In just these three paragraphs, we found at least five different concepts to unpack and discuss. Later, after reading the entire chapter, we watched the episode of the 2009 BBC series that followed up their visit. 

If you're interested, you can view it here: 





While planning the book, Douglas Adams was able to tell Mark Carwardine where on the planet that he would like to visit, and Carwardine was easily able to find species there that were endangered and in dire need of publicity and help. Taking this as inspiration, we took stock of our own corner of the globe. 
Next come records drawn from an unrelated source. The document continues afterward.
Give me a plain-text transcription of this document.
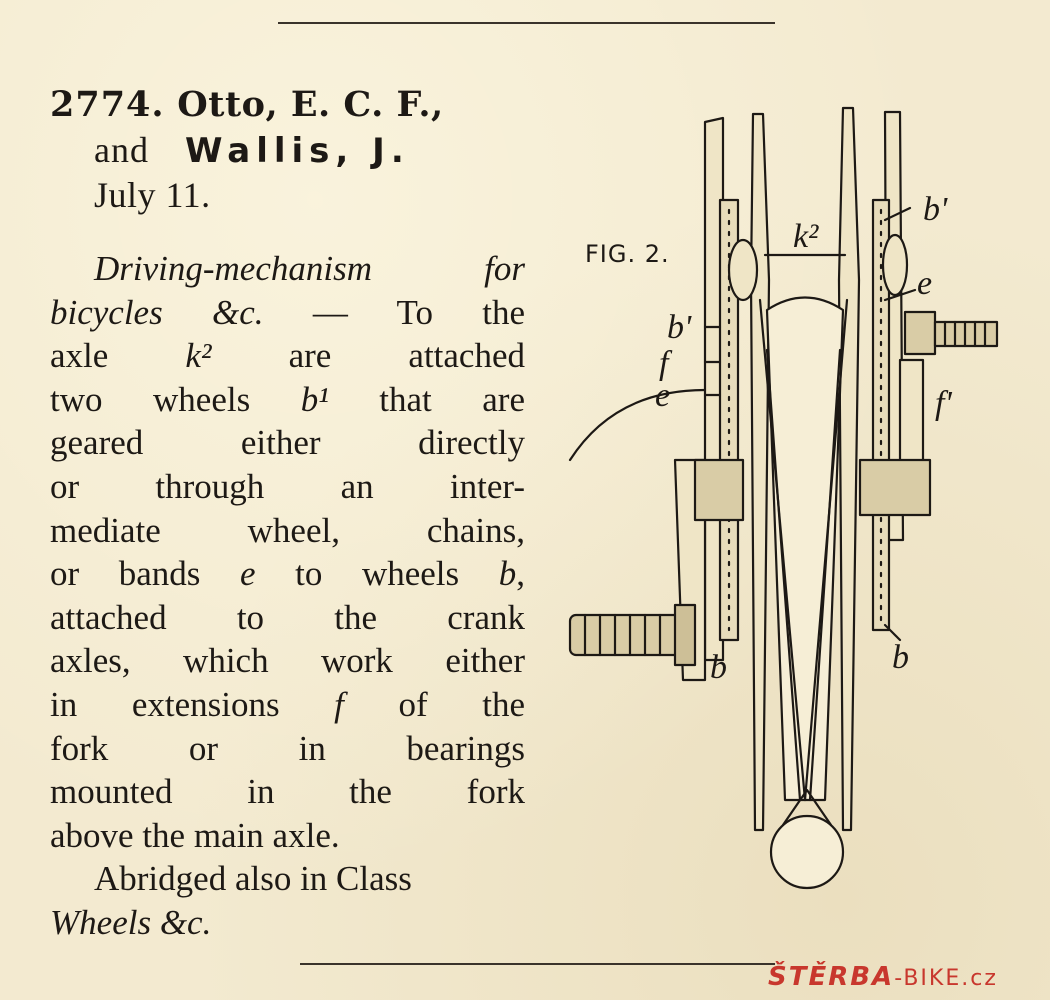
2774. Otto, E. C. F.,

and Wallis, J.

July 11.

Driving-mechanism for
bicycles &c. — To the
axle k² are attached
two wheels b¹ that are
geared either directly
or through an inter-
mediate wheel, chains,
or bands e to wheels b,
attached to the crank
axles, which work either
in extensions f of the
fork or in bearings
mounted in the fork
above the main axle.
Abridged also in Class
Wheels &c.
FIG. 2.	k²
b'
f
e
b'
e
f'
b	b
ŠTĚRBA-BIKE.cz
Each student read though this list of threatened or endangered species in the state of Michigan. Then, they selected one to learn about its situation. What is it? Why is it endangered? What is being done about it? 

Having done research on their particular organism, each student is preparing a short (5-10 minute) presentation on what they learned. Some students gave their presentations to the assembled 5/6 classes over the week. The remaining presentations are forthcoming. 


Kaz discusses the Copperbelly water snake

Henry teaches us about the Eastern Massasauga rattlesnake

Oliver presenting on the Piping Plover

Niko tells us about the Northern Long-Eared Bat

After sharing what we've learned about this sampling of endangered species, we'll look toward what active steps we can take to preserve these (and many other) species in our own communities. 

The highly-specialized hand of the aye-aye.